In the life transition, the loneliness crept back to the forefront, not having many people to talk to, making me a bit depressed, which sucked because I did cool things, like go white water rafting with my troop and seeing the solar eclipse in Oregon.
The feeling subsided once I started college, going to new classes, learning new things, and meeting new people, but it lurked in the background.
Then the lockdown happened.
I was cut off from my normal routine, unable to celebrate my 21st birthday at a bar, which was a bummer, being deprived from that rite of passage. I tried online classes, but it didn't work for me, so I was just stuck at home.
However, I did start online dating that summer and met three great guys, one of which was my first relationship.
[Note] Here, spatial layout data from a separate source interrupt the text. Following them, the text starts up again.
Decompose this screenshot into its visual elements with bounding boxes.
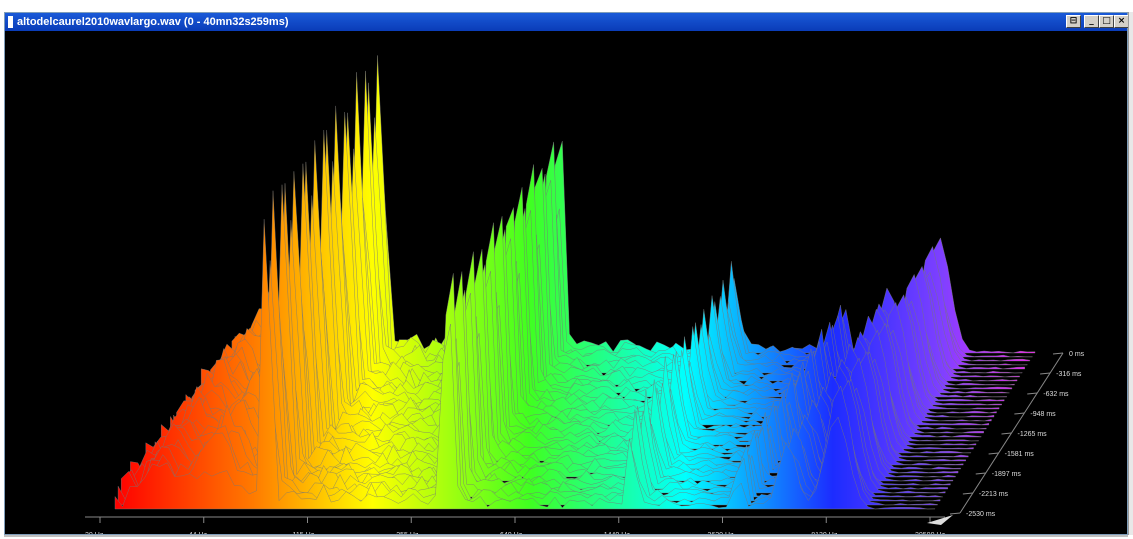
spectrum-window: altodelcaurel2010wavlargo.wav (0 - 40mn3…	[4, 12, 1129, 535]
time-tick-label: -1265 ms	[1018, 431, 1048, 438]
time-tick-label: 0 ms	[1069, 351, 1085, 358]
vertical-scrollbar[interactable]	[1128, 12, 1133, 535]
time-tick-label: -2530 ms	[966, 511, 996, 518]
freq-tick-label: 255 Hz	[396, 532, 419, 534]
maximize-button[interactable]: □	[1099, 15, 1114, 28]
time-tick-label: -948 ms	[1030, 411, 1056, 418]
time-tick-label: -1897 ms	[992, 471, 1022, 478]
close-button[interactable]: ×	[1114, 15, 1129, 28]
waterfall-plot: 20 Hz 44 Hz 115 Hz 255 Hz 640 Hz 1440 Hz 3620 …	[85, 55, 1085, 534]
window-icon[interactable]	[8, 16, 13, 28]
freq-tick-label: 44 Hz	[189, 532, 208, 534]
time-tick-label: -316 ms	[1056, 371, 1082, 378]
freq-tick-label: 20500 Hz	[915, 532, 945, 534]
minimize-button[interactable]: _	[1084, 15, 1099, 28]
freq-tick-label: 1440 Hz	[604, 532, 631, 534]
restore-toolbar-button[interactable]: ⊟	[1066, 15, 1081, 28]
freq-tick-label: 8130 Hz	[811, 532, 838, 534]
time-tick-label: -1581 ms	[1005, 451, 1035, 458]
window-bottom-border	[4, 535, 1128, 537]
freq-tick-label: 640 Hz	[500, 532, 523, 534]
waterfall-surface	[114, 55, 1036, 510]
window-title: altodelcaurel2010wavlargo.wav (0 - 40mn3…	[17, 16, 289, 28]
time-tick-label: -632 ms	[1043, 391, 1069, 398]
freq-tick-label: 3620 Hz	[708, 532, 735, 534]
time-tick-label: -2213 ms	[979, 491, 1009, 498]
title-bar[interactable]: altodelcaurel2010wavlargo.wav (0 - 40mn3…	[5, 13, 1129, 31]
freq-tick-label: 20 Hz	[85, 532, 104, 534]
freq-tick-label: 115 Hz	[293, 532, 315, 534]
axes: 20 Hz 44 Hz 115 Hz 255 Hz 640 Hz 1440 Hz 3620 …	[85, 351, 1085, 534]
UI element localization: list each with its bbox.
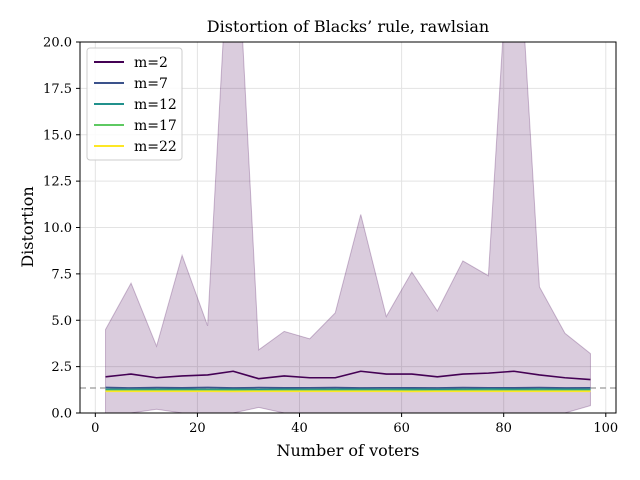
x-tick-label: 80 <box>495 421 512 436</box>
x-axis-label: Number of voters <box>277 441 420 460</box>
plot-area <box>80 42 616 413</box>
series-line-m2 <box>105 370 591 381</box>
y-tick-label: 20.0 <box>43 36 72 51</box>
y-tick-label: 2.5 <box>51 360 72 375</box>
x-tick-label: 40 <box>291 421 308 436</box>
legend: m=2 m=7 m=12 m=17 m=22 <box>86 47 183 161</box>
y-tick-label: 17.5 <box>43 82 72 97</box>
y-tick-label: 12.5 <box>43 175 72 190</box>
x-tick-label: 20 <box>189 421 206 436</box>
x-tick-label: 0 <box>91 421 99 436</box>
x-tick-label: 100 <box>593 421 618 436</box>
legend-label-m22: m=22 <box>134 139 177 155</box>
legend-label-m17: m=17 <box>134 118 177 134</box>
y-tick-label: 10.0 <box>43 221 72 236</box>
series-line-m7 <box>105 386 591 389</box>
y-tick-label: 0.0 <box>51 407 72 422</box>
y-axis: 0.0 2.5 5.0 7.5 10.0 12.5 15.0 17.5 20.0 <box>43 36 80 422</box>
legend-box <box>86 47 183 161</box>
x-axis: 0 20 40 60 80 100 <box>91 413 618 436</box>
y-axis-label: Distortion <box>18 186 37 267</box>
legend-label-m7: m=7 <box>134 76 168 92</box>
x-tick-label: 60 <box>393 421 410 436</box>
legend-label-m2: m=2 <box>134 55 168 71</box>
y-tick-label: 15.0 <box>43 128 72 143</box>
series-lines <box>105 370 591 393</box>
y-tick-label: 7.5 <box>51 267 72 282</box>
grid <box>80 41 616 414</box>
chart-title: Distortion of Blacks’ rule, rawlsian <box>207 17 489 36</box>
m2-spread-band <box>105 42 591 413</box>
y-tick-label: 5.0 <box>51 314 72 329</box>
legend-label-m12: m=12 <box>134 97 177 113</box>
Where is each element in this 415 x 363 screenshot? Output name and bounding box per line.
It only lasted for a few months, but we're still best of friends.
I have learned a lot about myself in the last few months, and at the same time, am learning who I am.
It's been hard.
A lot of what I thought of myself isn't what it appeared, such as my self-esteem. I used to think it had recovered from the years of hardship, but I had essentially ignored how I truly felt about myself without realizing it until recently.
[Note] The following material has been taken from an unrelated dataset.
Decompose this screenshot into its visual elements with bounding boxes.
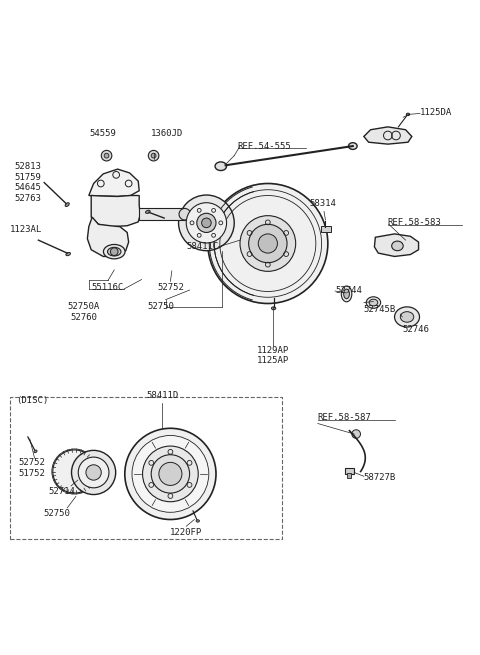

So, I decided to work on myself, learning how to be okay with me and to be more open with my thoughts and feelings, which is difficult for me, along with trying to take certain things less personally and not assuming something is true.
Some days are better than others, but I'm figuring out that's okay too.
I've joined several support groups on Facebook, even finding someone to talk with, besides my therapist, which both are helping me.
I'm also pushing myself to make more friends, my biggest mistake when I started dating being not having that type of support system, utilizing a few apps and online groups to make it easier, especially these days.
It's been exciting chatting with new people, learning about them, and meeting them in a few cases. It doesn't always click, but I only need a few great friends.
I have been slowly working on my dream to become a freelance book editor, as well as continuing to write on Vocal to become a better writer.
I know this seems to be a lot, and sometimes it is, but I'm taking things one day at a time, putting one foot in front of the other.
So, that's the story of me, and thank you for reading.